Smiley face

Preventive Maintenance Program Implemented For County AC/Heating Units

Order Closing West End Of CR 3602 Approved

Hopkins County officials plan to get ahead of heating and air conditioning repair needs in the future with a preventive maintenance program.

After having issues with air conditioning units in more than one county office, Hopkins County Commissioners Court asked a business to go through county buildings to make recommendations for air conditioning maintenance issues. A preventive maintenance plan was recommended.

Hopkins County Commissioners Court meeting

The matter was discussed by the court during a work session Monday morning, Dec. 14. At the regular Dec. 21 meeting, the Commissioners Court approved a preventive agreement with Williams Air Conditioning and Heating to check and maintain HVAC units in County building throughout Hopkins County and to recommend repairs if needed.

“The amount for the entire county would be $9,728 the first year, plus $26,088 for the rest of the years, for a total of approximately $35-$36,000 to maintain this. Through our studies, we actually believe this is going to pay us back because the machinery will wear out less. We will maintain it better,” Hopkins County Judge Robert Newsom said.

Hopkins County Sheriff’s Office Chief Deputy Tanner Crump said a quote for another company offering a similar product for the jail that was $10,000. Williams’ quote was substantially less than that of his competitors, who have been used. The jail’s portion of the quote from Williams would be $2,500.

“It’s not just on repairs and maintenance but its on efficiency of the machine that’s operating,” Precinct 3 Commissioner Wade Bartley pointed out.

“We’ve never taken this step before of having a plan to maintain AC and heating. We think it will save money in the long run. This will be watched much more carefully than we’ve done in the past. Generally, we’ve waited until there was a problem, then reacted to it. The idea is to maintain what we have and try to make the equipment last longer,” Hopkins County Judge Robert Newsom said following the Dec. 14 work session.

Newsom on Nov. 21 reported that historically, each county department has “kind of been on their own.” With no preventive maintenance plan in place, some equipment was serviced or routine maintenance attended. He named the many AC repairs required for the sheriff’s office, where new units were installed when the new jail facility was constructed as an example. He said in one instance, it was discovered that a filter on a unit had not been changes in four years. Luckily, the issue was discovered and the filter replaced, with no additional damage to the AC unit, the judge noted.

“The expertise to maintain this commercial air conditioning and heating equipment has been lacking. So we are considering a maintenance agreement for every county building and every county air conditioner in the County [buildings].
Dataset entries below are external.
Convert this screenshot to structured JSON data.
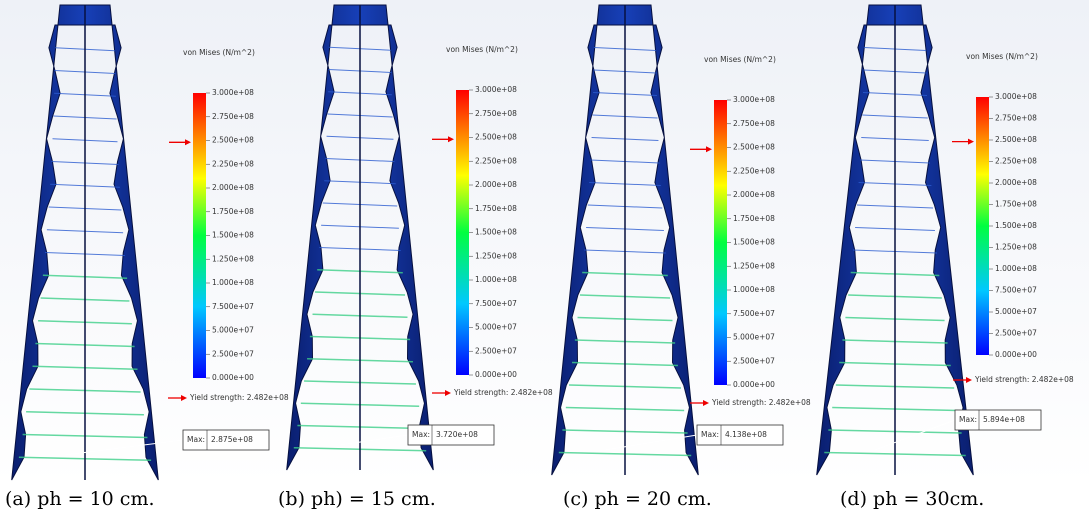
{
  "scale": {
    "title": "von Mises (N/m^2)",
    "ticks": [
      "3.000e+08",
      "2.750e+08",
      "2.500e+08",
      "2.250e+08",
      "2.000e+08",
      "1.750e+08",
      "1.500e+08",
      "1.250e+08",
      "1.000e+08",
      "7.500e+07",
      "5.000e+07",
      "2.500e+07",
      "0.000e+00"
    ],
    "yield": "Yield strength: 2.482e+08",
    "max_label": "Max:"
  },
  "panels": [
    {
      "max": "2.875e+08",
      "caption": "(a) ph = 10 cm."
    },
    {
      "max": "3.720e+08",
      "caption": "(b) ph) = 15 cm."
    },
    {
      "max": "4.138e+08",
      "caption": "(c) ph = 20 cm."
    },
    {
      "max": "5.894e+08",
      "caption": "(d) ph = 30cm."
    }
  ]
}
The program is anticipated to save Hopkins County 18-22 percent on AC/heating repairs overall annually, and after five years will have paid for itself in saved maintenance costs, Newsom said.

Road Closure

Also during the Dec. 21 meeting, the Commissioners Court approved closure of a section of County Road 3602. The matter was raised at the Nov. 23 Commissioner Court meeting but tabled until Dec. 21 as all steps required to consider a road closure had not been fully completed.

Hopkins County Commissioners Court approved an order closing the end of CR 2602 (in red above), a dead end road in which the property on both sides is owned by the applicant.

Those steps include getting a petition signed by a certain number of property owners in the same precinct and identifying using Appraisal District records “abutting landowners.” Letters must be also be obtained from any emergency district, school district, utility district and the county fire department that would indicate no objections to the road closure. Once all other terms are met the proposal may then be submitted to Hopkins County Commissioners Court for consideration. A notarized affidavit of certificate of posting must be displayed at the courthouse and two other places in the vicinity of the affected route.

Bartley at the November meeting told the other members of the court that he had discovered when reviewing the paperwork that the notice had not been posted for 20 days on site. He said he’d have the document notarized and posted for 20 days before its brought back to the court for consideration to approve the order closing a portion of CR 3602.

The Precinct 3 Commissioner reported the request was to close the last 400 or so feet at the west end of the dead end road, where the land owner now owns the property on both sides of CR 3602 and wanted to close it.

The request received unanimous approval from the Commissioners Court.

Additional items

Hopkins County Tax Assessor/Collector Debbie Mitchell was recognized for successfully completing 14 hours of educational training during the VG Young School to Tax-Assessor Collectors hosted by the VG Young Institute of County Government in Waco Nov. 10-12.

The Commissioners Court also approved a request from Farmers Electric Cooperative for utility easements to construct electrical power distribution facilities across Cou8nty Road 1130, half a mile northeast of CR 3218 in Precinct 1.